1.     Company Organization and Financial Presentation - FirstMerit Corporation (“Corporation”), is a bank holding company whose principal assets are the common stock of its wholly owned subsidiary, FirstMerit Bank, N. A. In addition, FirstMerit Corporation owns all of the common stock of Citizens Savings Corporation of Stark County, FirstMerit Capital Trust I, FirstMerit Community Development Corporation, FirstMerit Credit Life Insurance Company, FMT, Inc. and SF Development Corp.

     The consolidated balance sheet at December 31, 2002 has been derived from the audited consolidated financial statements at that date. The accompanying unaudited interim financial statements reflect all adjustments (consisting only of normally recurring accruals) that are, in the opinion of management, necessary for a fair statement of the results for the interim periods presented. Certain information and note disclosures normally included in financial statements prepared in accordance with accounting principles generally accepted in the United States of America have been omitted in accordance with the rules of the Securities and Exchange Commission. The consolidated financial statements of the Corporation as of September 30, 2003 and 2002, and for the three months and nine months ended September 30, 2003 and September 30, 2002 are not necessarily indicative of the results that may be achieved for the full fiscal year or for any future period.
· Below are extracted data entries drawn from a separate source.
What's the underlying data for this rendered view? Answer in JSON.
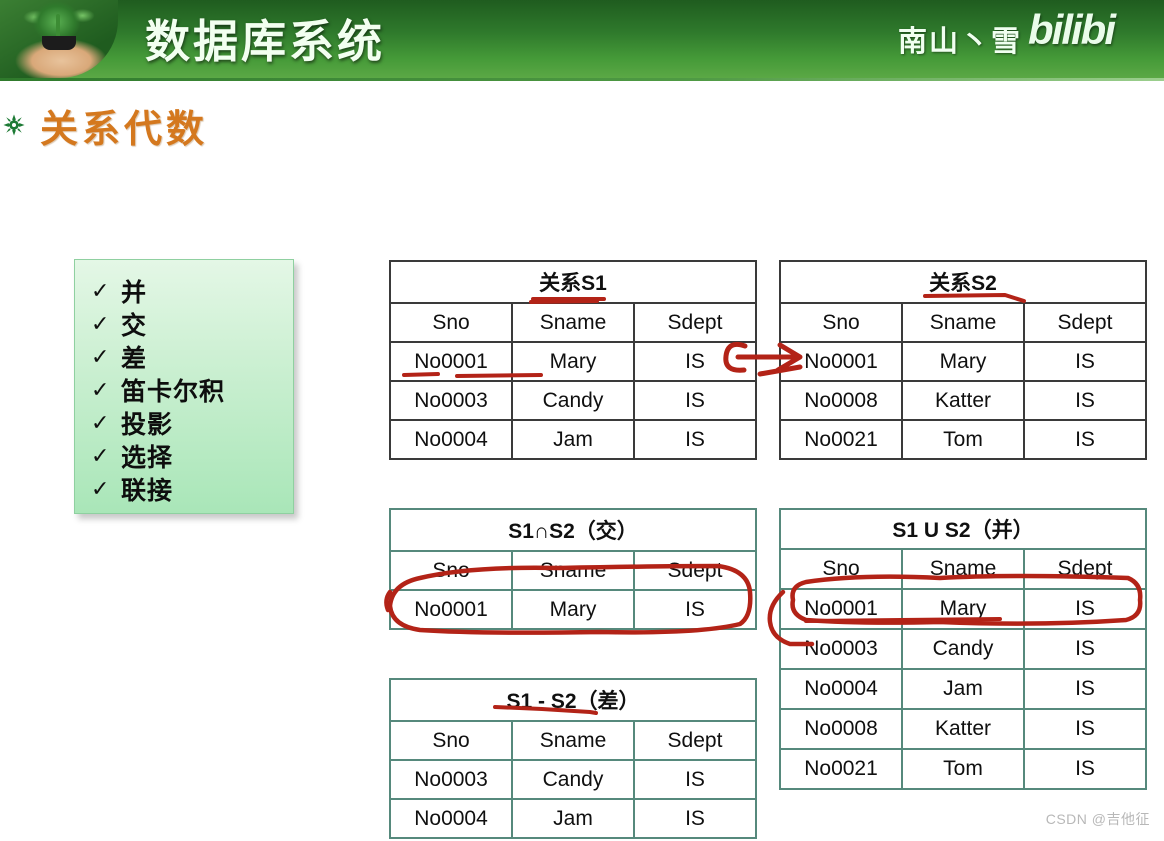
{
  "header": {
    "title": "数据库系统",
    "author": "南山丶雪",
    "platform_logo": "bilibi",
    "photo_icon": "sprout-in-hand-photo"
  },
  "slide": {
    "bullet_icon": "green-flower-bullet-icon",
    "title": "关系代数"
  },
  "checklist": {
    "check_icon": "check-mark-icon",
    "items": [
      {
        "label": "并"
      },
      {
        "label": "交"
      },
      {
        "label": "差"
      },
      {
        "label": "笛卡尔积"
      },
      {
        "label": "投影"
      },
      {
        "label": "选择"
      },
      {
        "label": "联接"
      }
    ]
  },
  "tables": {
    "s1": {
      "caption": "关系S1",
      "columns": [
        "Sno",
        "Sname",
        "Sdept"
      ],
      "rows": [
        [
          "No0001",
          "Mary",
          "IS"
        ],
        [
          "No0003",
          "Candy",
          "IS"
        ],
        [
          "No0004",
          "Jam",
          "IS"
        ]
      ]
    },
    "s2": {
      "caption": "关系S2",
      "columns": [
        "Sno",
        "Sname",
        "Sdept"
      ],
      "rows": [
        [
          "No0001",
          "Mary",
          "IS"
        ],
        [
          "No0008",
          "Katter",
          "IS"
        ],
        [
          "No0021",
          "Tom",
          "IS"
        ]
      ]
    },
    "intersection": {
      "caption": "S1∩S2（交）",
      "columns": [
        "Sno",
        "Sname",
        "Sdept"
      ],
      "rows": [
        [
          "No0001",
          "Mary",
          "IS"
        ]
      ]
    },
    "union": {
      "caption": "S1 U S2（并）",
      "columns": [
        "Sno",
        "Sname",
        "Sdept"
      ],
      "rows": [
        [
          "No0001",
          "Mary",
          "IS"
        ],
        [
          "No0003",
          "Candy",
          "IS"
        ],
        [
          "No0004",
          "Jam",
          "IS"
        ],
        [
          "No0008",
          "Katter",
          "IS"
        ],
        [
          "No0021",
          "Tom",
          "IS"
        ]
      ]
    },
    "difference": {
      "caption": "S1 - S2（差）",
      "columns": [
        "Sno",
        "Sname",
        "Sdept"
      ],
      "rows": [
        [
          "No0003",
          "Candy",
          "IS"
        ],
        [
          "No0004",
          "Jam",
          "IS"
        ]
      ]
    }
  },
  "annotations": {
    "ink_color": "#b32317",
    "marks": [
      "underline-under-s1-caption",
      "underline-above-sname-s1",
      "underline-under-no0001-mary-s1",
      "arrow-from-s1-to-s2-no0001",
      "underline-under-s2-caption",
      "oval-around-intersection-row",
      "oval-around-union-no0001-row",
      "line-under-union-no0001-row",
      "underline-under-difference-caption"
    ]
  },
  "watermark": {
    "text": "CSDN @吉他征"
  },
  "colors": {
    "header_green_dark": "#1f5c1f",
    "header_green_light": "#5ba845",
    "title_orange": "#d4781e",
    "checklist_green": "#a9e6b8",
    "table_border_dark": "#3a3a3a",
    "table_border_teal": "#56897c",
    "annotation_red": "#b32317"
  }
}
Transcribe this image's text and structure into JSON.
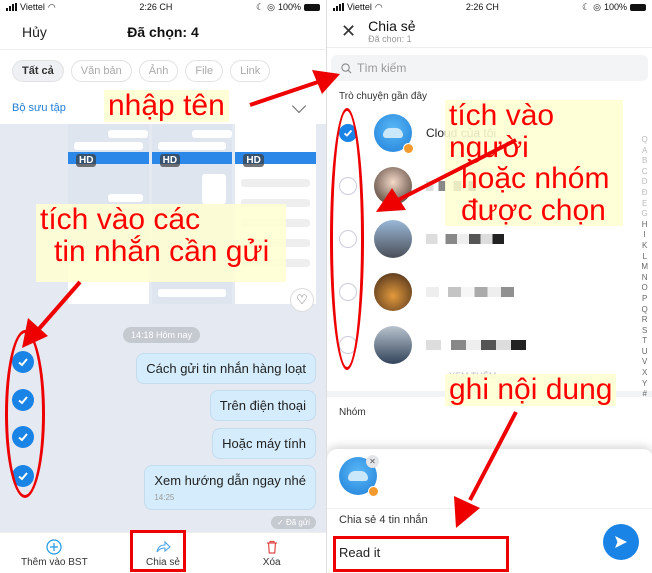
{
  "status_bar": {
    "carrier": "Viettel",
    "time": "2:26 CH",
    "battery": "100%"
  },
  "left_panel": {
    "header": {
      "cancel_label": "Hủy",
      "title": "Đã chọn: 4"
    },
    "filters": [
      {
        "label": "Tất cả",
        "active": true
      },
      {
        "label": "Văn bản",
        "active": false
      },
      {
        "label": "Ảnh",
        "active": false
      },
      {
        "label": "File",
        "active": false
      },
      {
        "label": "Link",
        "active": false
      }
    ],
    "collection_label": "Bộ sưu tập",
    "thumbnail_badge": "HD",
    "time_separator": "14:18 Hôm nay",
    "messages": [
      {
        "text": "Cách gửi tin nhắn hàng loạt",
        "selected": true
      },
      {
        "text": "Trên điện thoại",
        "selected": true
      },
      {
        "text": "Hoặc máy tính",
        "selected": true
      },
      {
        "text": "Xem hướng dẫn ngay nhé",
        "time": "14:25",
        "selected": true
      }
    ],
    "sent_status": "✓ Đã gửi",
    "bottom_bar": [
      {
        "label": "Thêm vào BST",
        "icon": "plus-circle-icon"
      },
      {
        "label": "Chia sẻ",
        "icon": "share-icon"
      },
      {
        "label": "Xóa",
        "icon": "trash-icon"
      }
    ]
  },
  "right_panel": {
    "header": {
      "title": "Chia sẻ",
      "subtitle": "Đã chọn: 1"
    },
    "search_placeholder": "Tìm kiếm",
    "recent_label": "Trò chuyện gần đây",
    "contacts": [
      {
        "name": "Cloud của tôi",
        "checked": true
      },
      {
        "name": "",
        "checked": false
      },
      {
        "name": "",
        "checked": false
      },
      {
        "name": "",
        "checked": false
      },
      {
        "name": "",
        "checked": false
      }
    ],
    "see_more": "XEM THÊM",
    "alphabet": [
      "Q",
      "A",
      "B",
      "C",
      "D",
      "Đ",
      "E",
      "G",
      "H",
      "I",
      "K",
      "L",
      "M",
      "N",
      "O",
      "P",
      "Q",
      "R",
      "S",
      "T",
      "U",
      "V",
      "X",
      "Y",
      "#"
    ],
    "groups_label": "Nhóm",
    "sheet": {
      "share_count_text": "Chia sẻ 4 tin nhắn",
      "message_value": "Read it"
    }
  },
  "annotations": {
    "enter_name": "nhập tên",
    "tick_messages_1": "tích vào các",
    "tick_messages_2": "tin nhắn cần gửi",
    "tick_contacts_1": "tích vào người",
    "tick_contacts_2": "hoặc nhóm",
    "tick_contacts_3": "được chọn",
    "write_content": "ghi nội dung"
  },
  "colors": {
    "accent": "#1a83e6",
    "annotation": "#ff0000",
    "bubble": "#d4ecfb"
  }
}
These unaudited consolidated financial statements should be read in conjunction with the audited consolidated financial statements for the fiscal year ended December 31, 2002.

2.     Recent Accounting Pronouncements - In May 2003, the Financial Accounting Standard Board (“FASB”) issued Statement of Financial Accounting Standards No. 150 (“SFAS 150”), “Accounting for Certain Financial Instruments with Characteristics of both Liabilities and Equity.” This statement is effective for financial instruments entered into or modified after May 31, 2003; otherwise effective at the beginning of the first interim period beginning after June 15, 2003. The Corporation did not enter into or modify any financial instruments after May 31, 2003 that were classified as equity and subject to the provisions of SFAS 150. The Corporation has previously classified its corporation-obligated mandatorily redeemable preferred capital securities as a liability since acquiring these securities with the acquisition of Signal Corp in 1999 and payment of amounts paid to holders has been classified as interest cost.

     In April 2003, the FASB issued SFAS No. 149, “Amendment of Statement 133 on Derivative Instruments and Hedging Activities.” This statement amends and clarifies financial accounting and reporting for derivative instruments including certain derivative instruments embedded in other contracts (collectively referred to as derivatives) and for hedging activities under SFAS No. 133, “Accounting for Derivative Instruments and Hedging Activities.” This statement is effective for contracts entered into or modified after June 30, 2003, and for hedging relationships designated after June 30, 2003. The Corporation did not modify or enter into any contracts that would be affected by SFAS 149. The adoption of this statement did not have a material impact on the Corporation’s consolidated financial position and results of operations.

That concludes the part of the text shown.